LOS ANGELES: CalPortland Company, a major U.S. subsidiary of Japan’s Taiheiyo Cement Corporation, announced Monday it has reached an agreement to acquire the California ready-mixed concrete business assets of Vulcan Materials Company.
The deal, pending regulatory approval and other standard closing conditions, is expected to be finalized by December 2025, according to a statement from Taiheiyo Cement.
The acquisition is a key part of Taiheiyo Cement’s medium-term U.S. growth strategy. The move will expand CalPortland’s operations into the San Francisco Bay Area, a new market for its concrete business, and will bolster its existing footprint in the San Diego region of Southern California.

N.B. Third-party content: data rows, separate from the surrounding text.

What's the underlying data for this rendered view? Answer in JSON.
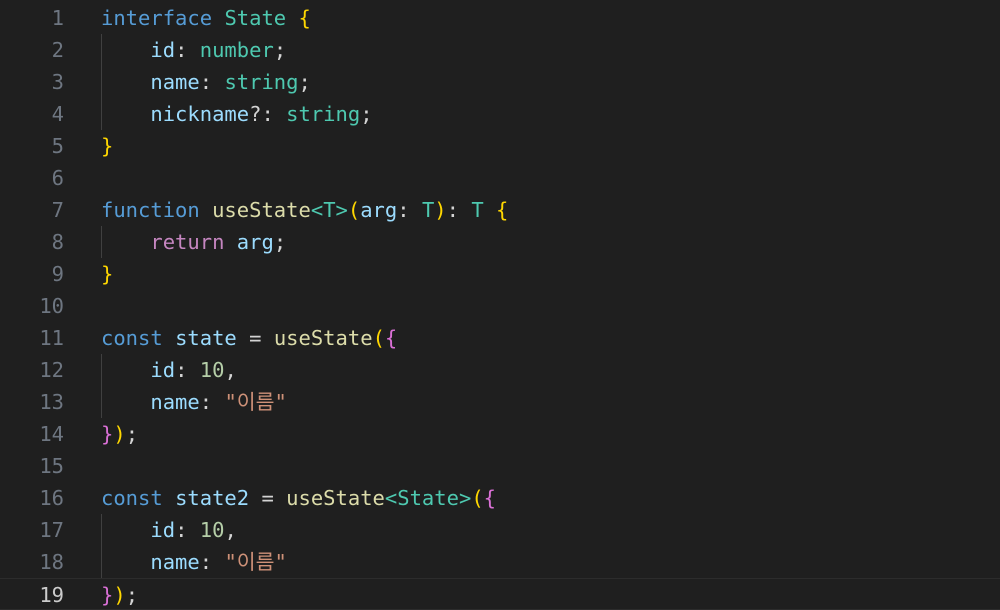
{
  "editor": {
    "language": "typescript",
    "current_line": 19,
    "colors": {
      "background": "#1f1f1f",
      "line_number": "#6e7681",
      "keyword": "#569cd6",
      "control_keyword": "#c586c0",
      "type": "#4ec9b0",
      "variable": "#9cdcfe",
      "function": "#dcdcaa",
      "number": "#b5cea8",
      "string": "#ce9178",
      "bracket_level_1": "#ffd700",
      "bracket_level_2": "#da70d6"
    },
    "lines": [
      {
        "number": "1",
        "tokens": [
          {
            "text": "interface",
            "kind": "kw"
          },
          {
            "text": " ",
            "kind": "pun"
          },
          {
            "text": "State",
            "kind": "type"
          },
          {
            "text": " ",
            "kind": "pun"
          },
          {
            "text": "{",
            "kind": "b1"
          }
        ]
      },
      {
        "number": "2",
        "tokens": [
          {
            "text": "    ",
            "kind": "pun"
          },
          {
            "text": "id",
            "kind": "var"
          },
          {
            "text": ": ",
            "kind": "pun"
          },
          {
            "text": "number",
            "kind": "type"
          },
          {
            "text": ";",
            "kind": "pun"
          }
        ]
      },
      {
        "number": "3",
        "tokens": [
          {
            "text": "    ",
            "kind": "pun"
          },
          {
            "text": "name",
            "kind": "var"
          },
          {
            "text": ": ",
            "kind": "pun"
          },
          {
            "text": "string",
            "kind": "type"
          },
          {
            "text": ";",
            "kind": "pun"
          }
        ]
      },
      {
        "number": "4",
        "tokens": [
          {
            "text": "    ",
            "kind": "pun"
          },
          {
            "text": "nickname",
            "kind": "var"
          },
          {
            "text": "?: ",
            "kind": "pun"
          },
          {
            "text": "string",
            "kind": "type"
          },
          {
            "text": ";",
            "kind": "pun"
          }
        ]
      },
      {
        "number": "5",
        "tokens": [
          {
            "text": "}",
            "kind": "b1"
          }
        ]
      },
      {
        "number": "6",
        "tokens": []
      },
      {
        "number": "7",
        "tokens": [
          {
            "text": "function",
            "kind": "kw"
          },
          {
            "text": " ",
            "kind": "pun"
          },
          {
            "text": "useState",
            "kind": "fn"
          },
          {
            "text": "<",
            "kind": "type"
          },
          {
            "text": "T",
            "kind": "type"
          },
          {
            "text": ">",
            "kind": "type"
          },
          {
            "text": "(",
            "kind": "b1"
          },
          {
            "text": "arg",
            "kind": "var"
          },
          {
            "text": ": ",
            "kind": "pun"
          },
          {
            "text": "T",
            "kind": "type"
          },
          {
            "text": ")",
            "kind": "b1"
          },
          {
            "text": ": ",
            "kind": "pun"
          },
          {
            "text": "T",
            "kind": "type"
          },
          {
            "text": " ",
            "kind": "pun"
          },
          {
            "text": "{",
            "kind": "b1"
          }
        ]
      },
      {
        "number": "8",
        "tokens": [
          {
            "text": "    ",
            "kind": "pun"
          },
          {
            "text": "return",
            "kind": "ctl"
          },
          {
            "text": " ",
            "kind": "pun"
          },
          {
            "text": "arg",
            "kind": "var"
          },
          {
            "text": ";",
            "kind": "pun"
          }
        ]
      },
      {
        "number": "9",
        "tokens": [
          {
            "text": "}",
            "kind": "b1"
          }
        ]
      },
      {
        "number": "10",
        "tokens": []
      },
      {
        "number": "11",
        "tokens": [
          {
            "text": "const",
            "kind": "kw"
          },
          {
            "text": " ",
            "kind": "pun"
          },
          {
            "text": "state",
            "kind": "var"
          },
          {
            "text": " = ",
            "kind": "pun"
          },
          {
            "text": "useState",
            "kind": "fn"
          },
          {
            "text": "(",
            "kind": "b1"
          },
          {
            "text": "{",
            "kind": "b2"
          }
        ]
      },
      {
        "number": "12",
        "tokens": [
          {
            "text": "    ",
            "kind": "pun"
          },
          {
            "text": "id",
            "kind": "var"
          },
          {
            "text": ": ",
            "kind": "pun"
          },
          {
            "text": "10",
            "kind": "num"
          },
          {
            "text": ",",
            "kind": "pun"
          }
        ]
      },
      {
        "number": "13",
        "tokens": [
          {
            "text": "    ",
            "kind": "pun"
          },
          {
            "text": "name",
            "kind": "var"
          },
          {
            "text": ": ",
            "kind": "pun"
          },
          {
            "text": "\"이름\"",
            "kind": "str"
          }
        ]
      },
      {
        "number": "14",
        "tokens": [
          {
            "text": "}",
            "kind": "b2"
          },
          {
            "text": ")",
            "kind": "b1"
          },
          {
            "text": ";",
            "kind": "pun"
          }
        ]
      },
      {
        "number": "15",
        "tokens": []
      },
      {
        "number": "16",
        "tokens": [
          {
            "text": "const",
            "kind": "kw"
          },
          {
            "text": " ",
            "kind": "pun"
          },
          {
            "text": "state2",
            "kind": "var"
          },
          {
            "text": " = ",
            "kind": "pun"
          },
          {
            "text": "useState",
            "kind": "fn"
          },
          {
            "text": "<",
            "kind": "type"
          },
          {
            "text": "State",
            "kind": "type"
          },
          {
            "text": ">",
            "kind": "type"
          },
          {
            "text": "(",
            "kind": "b1"
          },
          {
            "text": "{",
            "kind": "b2"
          }
        ]
      },
      {
        "number": "17",
        "tokens": [
          {
            "text": "    ",
            "kind": "pun"
          },
          {
            "text": "id",
            "kind": "var"
          },
          {
            "text": ": ",
            "kind": "pun"
          },
          {
            "text": "10",
            "kind": "num"
          },
          {
            "text": ",",
            "kind": "pun"
          }
        ]
      },
      {
        "number": "18",
        "tokens": [
          {
            "text": "    ",
            "kind": "pun"
          },
          {
            "text": "name",
            "kind": "var"
          },
          {
            "text": ": ",
            "kind": "pun"
          },
          {
            "text": "\"이름\"",
            "kind": "str"
          }
        ]
      },
      {
        "number": "19",
        "tokens": [
          {
            "text": "}",
            "kind": "b2"
          },
          {
            "text": ")",
            "kind": "b1"
          },
          {
            "text": ";",
            "kind": "pun"
          }
        ]
      }
    ]
  }
}
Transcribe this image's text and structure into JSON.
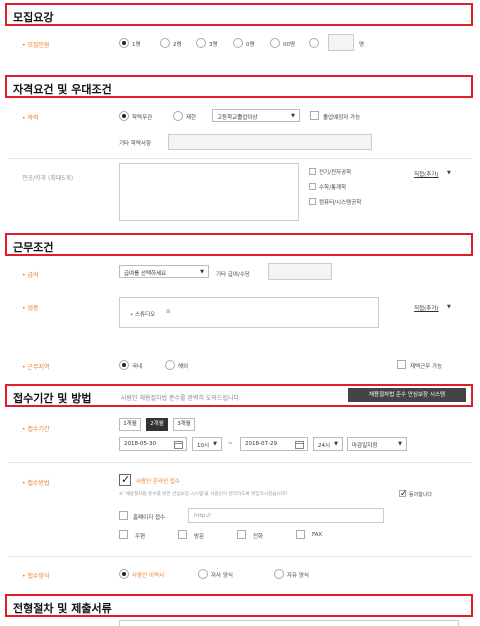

Company officials cited robust and sustained demand in California as a primary driver for the deal. In the Bay Area, they anticipate significant investments in AI-related data centers and power infrastructure. The San Diego market is expected to see steady housing demand fueled by population growth and urban redevelopment projects.
“Strengthening our ready-mix business in these high-growth regions is critical to our strategy,” the parent company said in its release. The acquisition is expected to create logistical synergies, reduce costs and provide a stable outlet for cement produced at CalPortland’s plants.
The transaction aims to strengthen Taiheiyo Cement’s revenue base in the United States, enhance its supply chain, and expand its initiatives in lower-carbon construction materials.
CalPortland, headquartered in California, is a leading supplier of cement, concrete and aggregates. Its parent company, Taiheiyo Cement, is one of Japan’s major cement producers.